François-Guilllaume Lorrain : Oui, travailler sur les traces, travailler sur les vestiges, voir comment des petits bouts, des petits indices, parlent d'un événement passé sont encore... On peut les retrouver, les faire parler, les expliciter, et voir ce qu'elles nous disent pour le présent.

Philippe Chauveau : Pourquoi le choix de l'écriture ?

François-Guillaume Lorrain : En faite c'est pas un choix, c'est quelque chose qui s'impose. J'ai fait mes devoirs d'étudiants, j'ai fait les grandes écoles, j'ai fait normal sup, mais j'étais pas du tout fait pour l'écriture universitaire. Je me souviens, j'étais attaché à ma chaise, pour écrire ma maîtrise à l'époque, pour pouvoir passer la Greg, et j'étais pas du tout à l'aise sur l’idée de reprendre, les textes des autres. Il y avait déjà une petite voix qui perçait, et dès que je suis partis j'ai voyagé avant de me fixer à Paris, j'ai travaillé pour le Quai d'Orsay, et dès que je me suis retrouvée à Berlin à 20 ans, j'ai commencé à écrire un roman comme ça.
Et après pourquoi l'écriture, on le sait, on le devine après, au fur et à mesure des livres...

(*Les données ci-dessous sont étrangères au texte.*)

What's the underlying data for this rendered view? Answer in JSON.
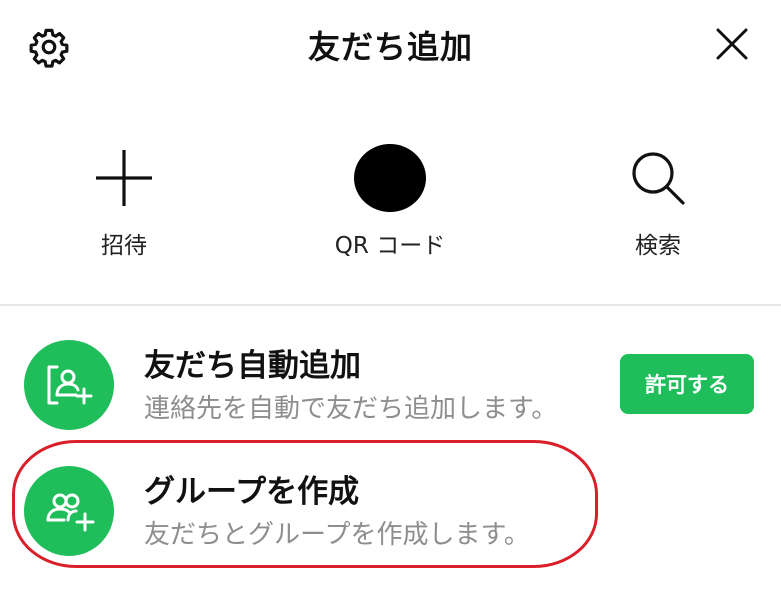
{
  "header": {
    "title": "友だち追加",
    "settings_icon": "gear-icon",
    "close_icon": "close-icon"
  },
  "actions": [
    {
      "label": "招待",
      "icon": "plus-icon"
    },
    {
      "label": "QR コード",
      "icon": "qr-code-icon"
    },
    {
      "label": "検索",
      "icon": "search-icon"
    }
  ],
  "list": [
    {
      "title": "友だち自動追加",
      "subtitle": "連絡先を自動で友だち追加します。",
      "icon": "contact-sync-icon",
      "button_label": "許可する"
    },
    {
      "title": "グループを作成",
      "subtitle": "友だちとグループを作成します。",
      "icon": "group-add-icon"
    }
  ],
  "colors": {
    "accent": "#1fbe5b",
    "annotation": "#d81f2a",
    "subtext": "#8e8e8e"
  }
}
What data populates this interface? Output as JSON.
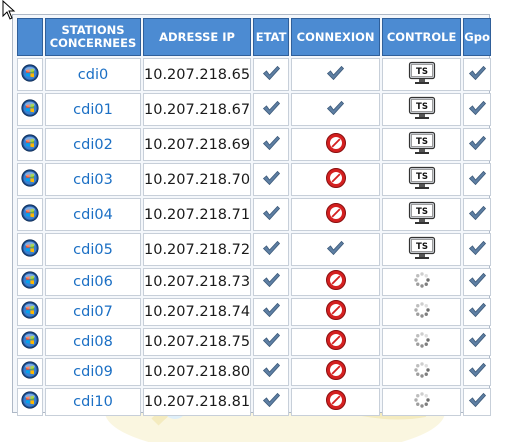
{
  "headers": {
    "icon": "",
    "stations": "STATIONS CONCERNEES",
    "ip": "ADRESSE IP",
    "etat": "ETAT",
    "connexion": "CONNEXION",
    "controle": "CONTROLE",
    "gpo": "Gpo"
  },
  "rows": [
    {
      "name": "cdi0",
      "ip": "10.207.218.65",
      "etat": "check",
      "connexion": "check",
      "controle": "ts",
      "gpo": "check"
    },
    {
      "name": "cdi01",
      "ip": "10.207.218.67",
      "etat": "check",
      "connexion": "check",
      "controle": "ts",
      "gpo": "check"
    },
    {
      "name": "cdi02",
      "ip": "10.207.218.69",
      "etat": "check",
      "connexion": "blocked",
      "controle": "ts",
      "gpo": "check"
    },
    {
      "name": "cdi03",
      "ip": "10.207.218.70",
      "etat": "check",
      "connexion": "blocked",
      "controle": "ts",
      "gpo": "check"
    },
    {
      "name": "cdi04",
      "ip": "10.207.218.71",
      "etat": "check",
      "connexion": "blocked",
      "controle": "ts",
      "gpo": "check"
    },
    {
      "name": "cdi05",
      "ip": "10.207.218.72",
      "etat": "check",
      "connexion": "check",
      "controle": "ts",
      "gpo": "check"
    },
    {
      "name": "cdi06",
      "ip": "10.207.218.73",
      "etat": "check",
      "connexion": "blocked",
      "controle": "loading",
      "gpo": "check"
    },
    {
      "name": "cdi07",
      "ip": "10.207.218.74",
      "etat": "check",
      "connexion": "blocked",
      "controle": "loading",
      "gpo": "check"
    },
    {
      "name": "cdi08",
      "ip": "10.207.218.75",
      "etat": "check",
      "connexion": "blocked",
      "controle": "loading",
      "gpo": "check"
    },
    {
      "name": "cdi09",
      "ip": "10.207.218.80",
      "etat": "check",
      "connexion": "blocked",
      "controle": "loading",
      "gpo": "check"
    },
    {
      "name": "cdi10",
      "ip": "10.207.218.81",
      "etat": "check",
      "connexion": "blocked",
      "controle": "loading",
      "gpo": "check"
    }
  ],
  "ts_label": "TS",
  "colors": {
    "header_bg": "#4c8bd2",
    "link": "#1b6fc4",
    "check": "#5e7fa3",
    "blocked": "#d42020"
  },
  "icons": {
    "os": "windows7-orb-icon",
    "check": "checkmark-icon",
    "blocked": "no-entry-icon",
    "ts": "terminal-screen-icon",
    "loading": "loading-spinner-icon"
  }
}
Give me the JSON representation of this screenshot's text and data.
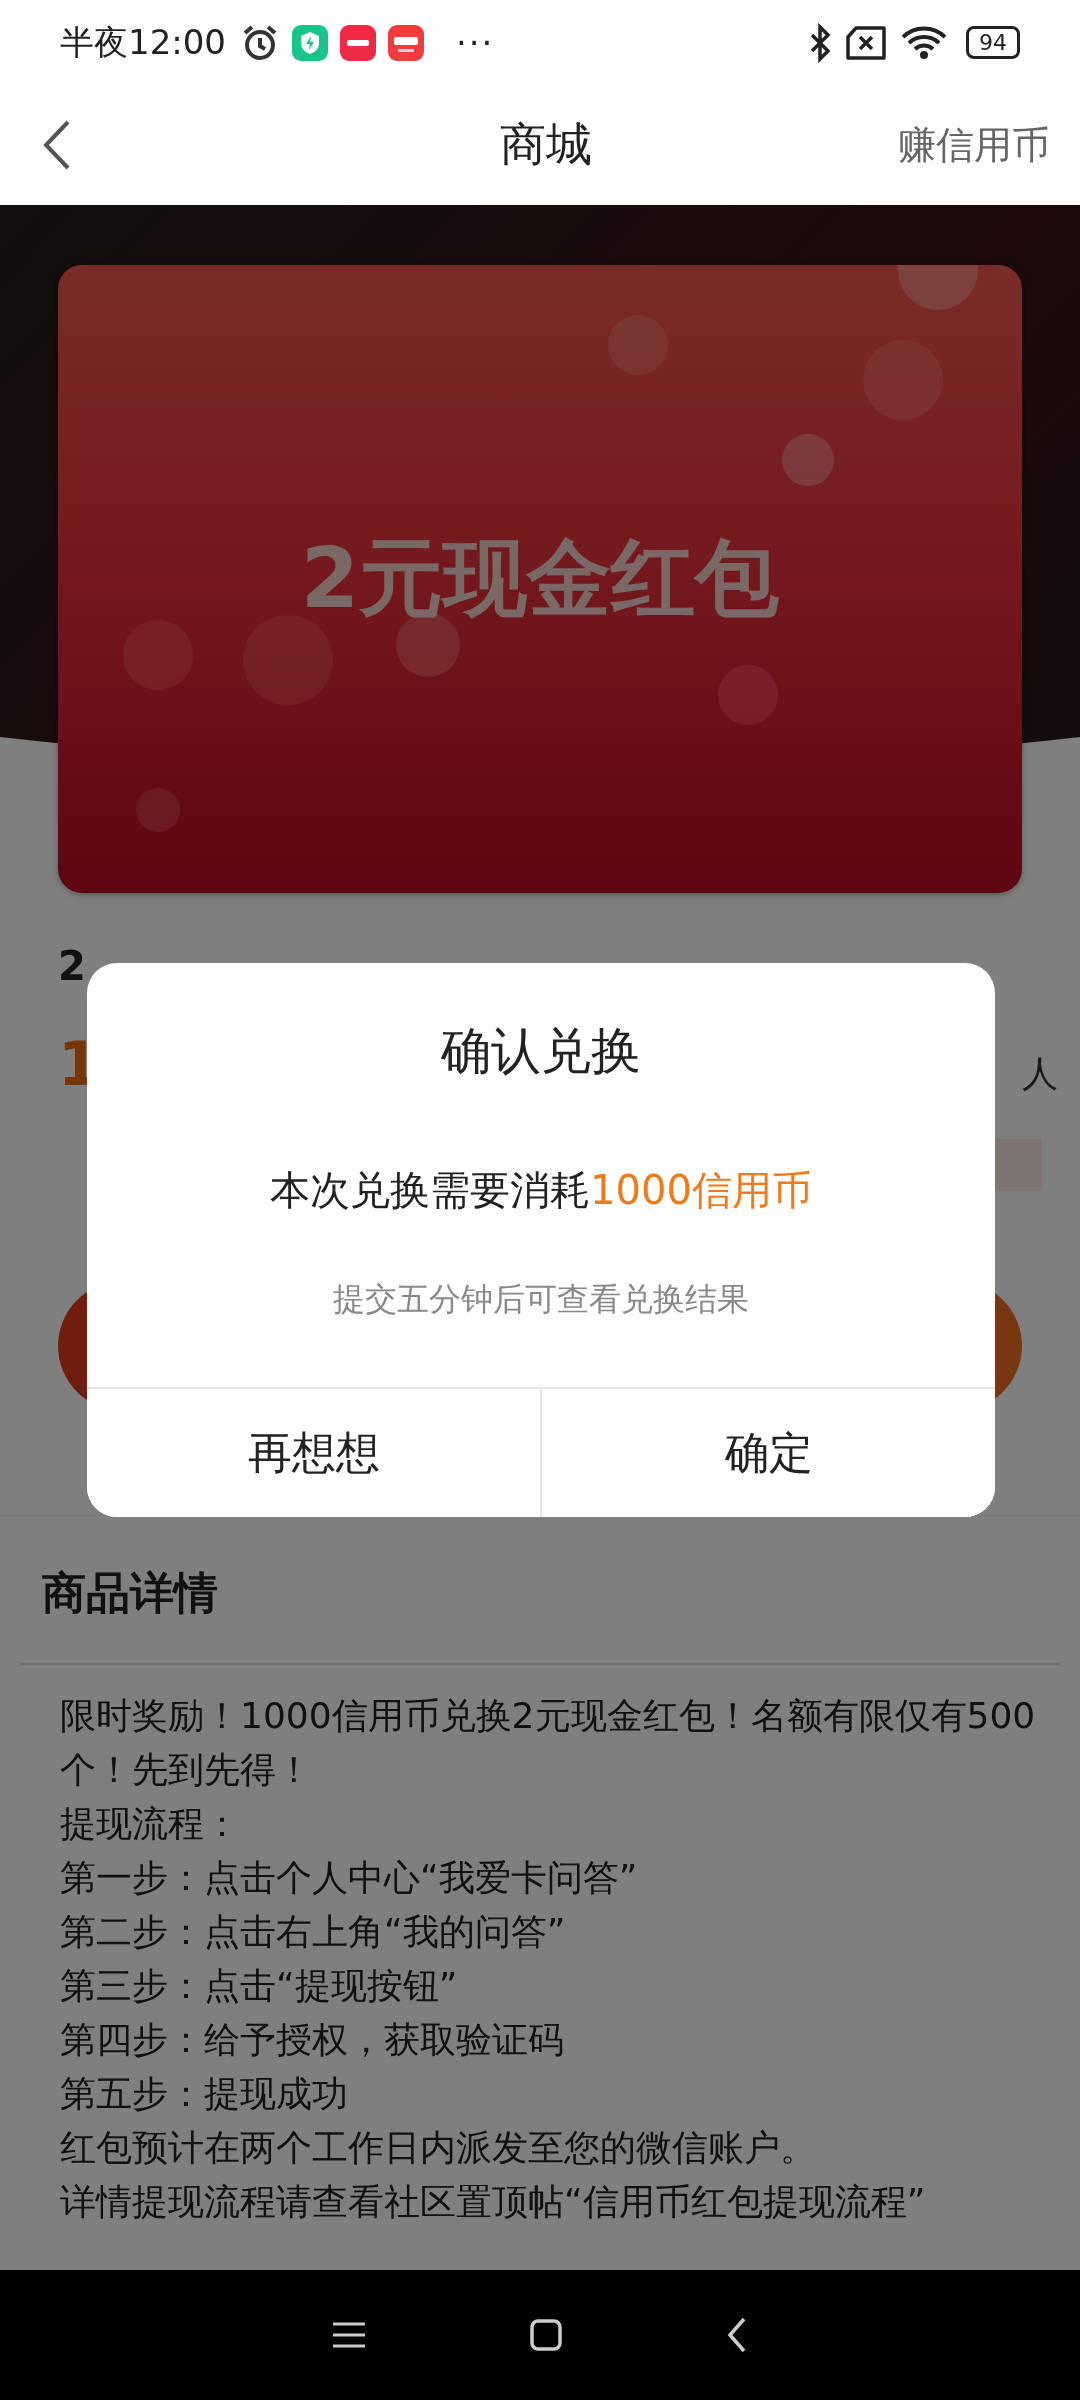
{
  "status_bar": {
    "time": "半夜12:00",
    "more": "···",
    "battery": "94"
  },
  "nav": {
    "title": "商城",
    "action": "赚信用币"
  },
  "banner": {
    "title": "2元现金红包"
  },
  "product": {
    "name": "2",
    "price": "1",
    "count": "人"
  },
  "details": {
    "heading": "商品详情",
    "lines": [
      "限时奖励！1000信用币兑换2元现金红包！名额有限仅有500个！先到先得！",
      "提现流程：",
      "第一步：点击个人中心“我爱卡问答”",
      "第二步：点击右上角“我的问答”",
      "第三步：点击“提现按钮”",
      "第四步：给予授权，获取验证码",
      "第五步：提现成功",
      "红包预计在两个工作日内派发至您的微信账户。",
      "详情提现流程请查看社区置顶帖“信用币红包提现流程”"
    ]
  },
  "dialog": {
    "title": "确认兑换",
    "message": "本次兑换需要消耗",
    "highlight": "1000信用币",
    "note": "提交五分钟后可查看兑换结果",
    "buttons": [
      {
        "label": "再想想"
      },
      {
        "label": "确定"
      }
    ]
  }
}
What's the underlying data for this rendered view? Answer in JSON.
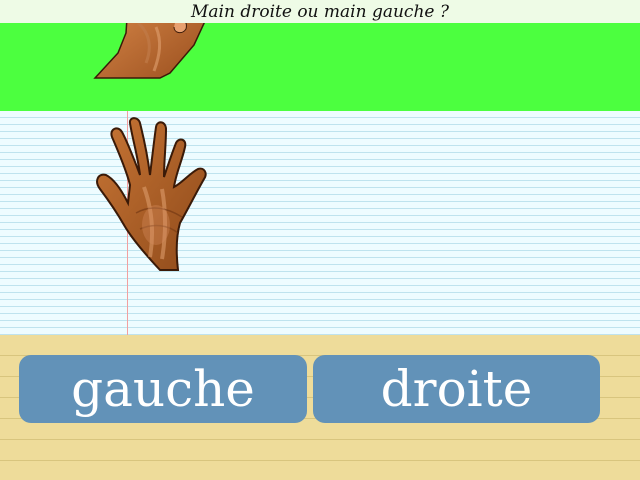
{
  "question": "Main droite ou main gauche ?",
  "buttons": {
    "left_label": "gauche",
    "right_label": "droite"
  },
  "colors": {
    "title_bg": "#eefbe6",
    "green_band": "#4cff3f",
    "paper_bg": "#eefcff",
    "paper_lines": "#bfe3ee",
    "margin_line": "#f2a0a0",
    "bottom_bg": "#eedc9a",
    "button_bg": "#6292b8",
    "skin": "#b8652a"
  },
  "icons": {
    "top_hand": "hand-icon",
    "main_hand": "hand-icon"
  }
}
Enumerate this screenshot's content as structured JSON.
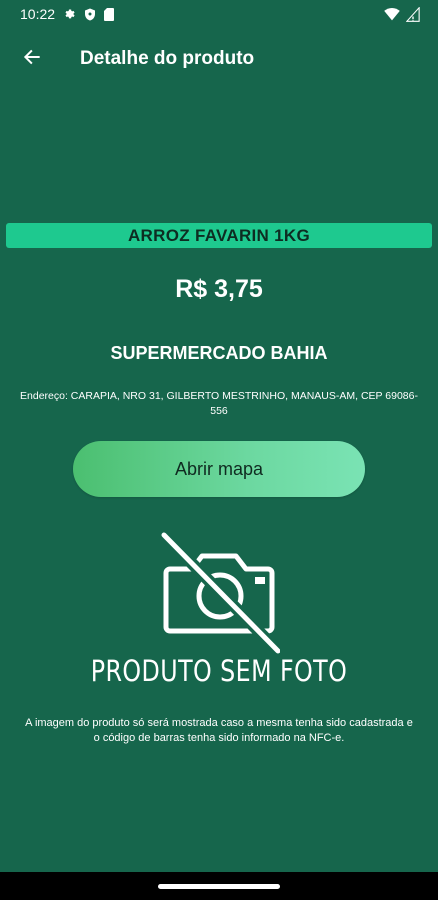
{
  "status_bar": {
    "time": "10:22",
    "icons": [
      "gear-icon",
      "shield-icon",
      "sim-card-icon",
      "wifi-icon",
      "cellular-signal-icon"
    ]
  },
  "app_bar": {
    "title": "Detalhe do produto",
    "back_icon": "arrow-left-icon"
  },
  "product": {
    "name": "ARROZ FAVARIN 1KG",
    "price": "R$ 3,75"
  },
  "store": {
    "name": "SUPERMERCADO BAHIA",
    "address": "Endereço: CARAPIA, NRO 31, GILBERTO MESTRINHO, MANAUS-AM, CEP 69086-556"
  },
  "map_button": {
    "label": "Abrir mapa"
  },
  "no_photo": {
    "icon": "camera-off-icon",
    "label": "PRODUTO SEM FOTO",
    "note": "A imagem do produto só será mostrada caso a mesma tenha sido cadastrada e o código de barras tenha sido informado na NFC-e."
  },
  "colors": {
    "background": "#16664c",
    "product_band": "#1ec98f",
    "button_gradient_start": "#4bbf70",
    "button_gradient_end": "#7ae3b4"
  }
}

Philippe Chauveau : Alors ce qui est incroyable et vous l'expliquez, lorsque l'on suit votre parcours, à travers les livres que vous publiez que ce soit les romans ou les essais, on vous découvre en filigrane, le cinéma avec ce livre « Les enfants du cinéma », ou « L'année des volcans » qui avait été l'un de vos où vous nous parliez de Roberto Rossellini, d'Ingrid Bergmann ou d'Anna Magnani, il y a aussi « L'élève troublé » ou « L'homme de Lyon », aujourd'hui « Vends maison de famille », où vous vous racontez et ça derrière l'écriture romanesque, mais pourquoi ce besoin finalement ?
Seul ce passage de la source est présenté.